Personal information
- Born: 15 August 1992 (age 34) Mayiladuthurai, Tamil Nadu, India

Chess career
- Country: India
- Title: Grandmaster (2010)
- FIDE rating: 2574 (September 2026)
- Peak rating: 2701 (April 2019)
- Peak ranking: No. 38 (April 2019)

= Adhiban Baskaran =

Indian chess grandmaster (born 1992)

Adhiban Baskaran (born 15 August 1992) is an Indian chess grandmaster. He was the 2008 World Under-16 Champion and the 2009 Indian champion. He is currently the 21st highest rated player in India.

== Career ==
In 2007 he won the Asian under-16 championship in Tashkent. Adhiban played on the first board for the gold medal-winning Indian team at the Under-16 Chess Olympiad of 2007 and 2008.

In 2011, he won the Cultural Village tournament in Wijk aan Zee which qualified him for the 2012 Tata Steel C tournament. In this latter event, he tied for 3rd–4th with Daan Brandenburg with a score of 8.5/13. In the Chess World Cup 2013, Adhiban caused an upset in the first two rounds, beating 2710-rated Russian GM Evgeny Alekseev in the first round, and Alexandr Fier in the second one.

Adhiban won the 2013 Sants Open in Barcelona with a score of 8.5 points out of 10. This event included 23 GMs and 28 international masters (IMs).

In July 2014, he won the Masters open tournament of the Biel Chess Festival. In the following month, he contributed to India's bronze medal at the 41st Chess Olympiad in Tromsø scoring 7/11 on board four.

He was also a member of the winning team of the Spanish League 2015, Solvay, along with teammates Pentala Harikrishna, Surya Shekhar Ganguly, Aleksander Delchev, Sergio Cacho Reigadas, Jesus Maria De La Villa Garcia, and Elizbar Ubilava.

Adhiban competed in the Chess World Cup 2015, where he was knocked out by Vladimir Fedoseev in the first round after the rapid tiebreaks.

In January 2016, Adhiban won the 2016 Tata Steel Challengers Tournament in a 3-way tie.
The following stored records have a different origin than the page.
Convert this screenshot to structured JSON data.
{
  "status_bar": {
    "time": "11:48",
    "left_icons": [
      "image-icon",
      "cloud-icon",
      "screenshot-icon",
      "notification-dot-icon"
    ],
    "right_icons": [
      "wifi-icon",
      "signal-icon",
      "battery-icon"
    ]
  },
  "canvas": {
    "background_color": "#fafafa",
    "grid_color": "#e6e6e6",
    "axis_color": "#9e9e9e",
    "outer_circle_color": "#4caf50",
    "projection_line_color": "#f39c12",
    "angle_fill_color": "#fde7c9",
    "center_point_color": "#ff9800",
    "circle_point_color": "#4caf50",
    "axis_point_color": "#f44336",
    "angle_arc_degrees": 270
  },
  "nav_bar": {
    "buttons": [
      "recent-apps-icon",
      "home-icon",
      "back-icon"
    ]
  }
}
The co-leaders were GM Alexei Dreev and GM Eltaj Safarli, all of whom earned 9 points out of 13 (+6-1=6). Because Adhiban defeated them both, he had the better tiebreaks and was therefore awarded the spot in the next Tata Steel Masters tournament.

Despite being the lowest rated player at the 2017 Tata Steel Masters Tournament, he managed to finish third with a score of 7.5 points out of 13 (+4-2=7). He defeated Sergey Karjakin, Dmitry Andreikin, Richárd Rapport, and Radosław Wojtaszek.

Adhiban won the 2018 Reykjavik Open, scoring 7½/9 (+6–0=3). He recorded victories over Alejandro Ramírez, Maxime Lagarde, and Richárd Rapport.

Adhiban also won the 2018 edition of the Tournament of Peace held in Zagreb, Croatia, which was renewed after a 33 year hiatus.

He was also a part of bronze winning Indian team in 2022 Chess Olympiad held in Chennai, India.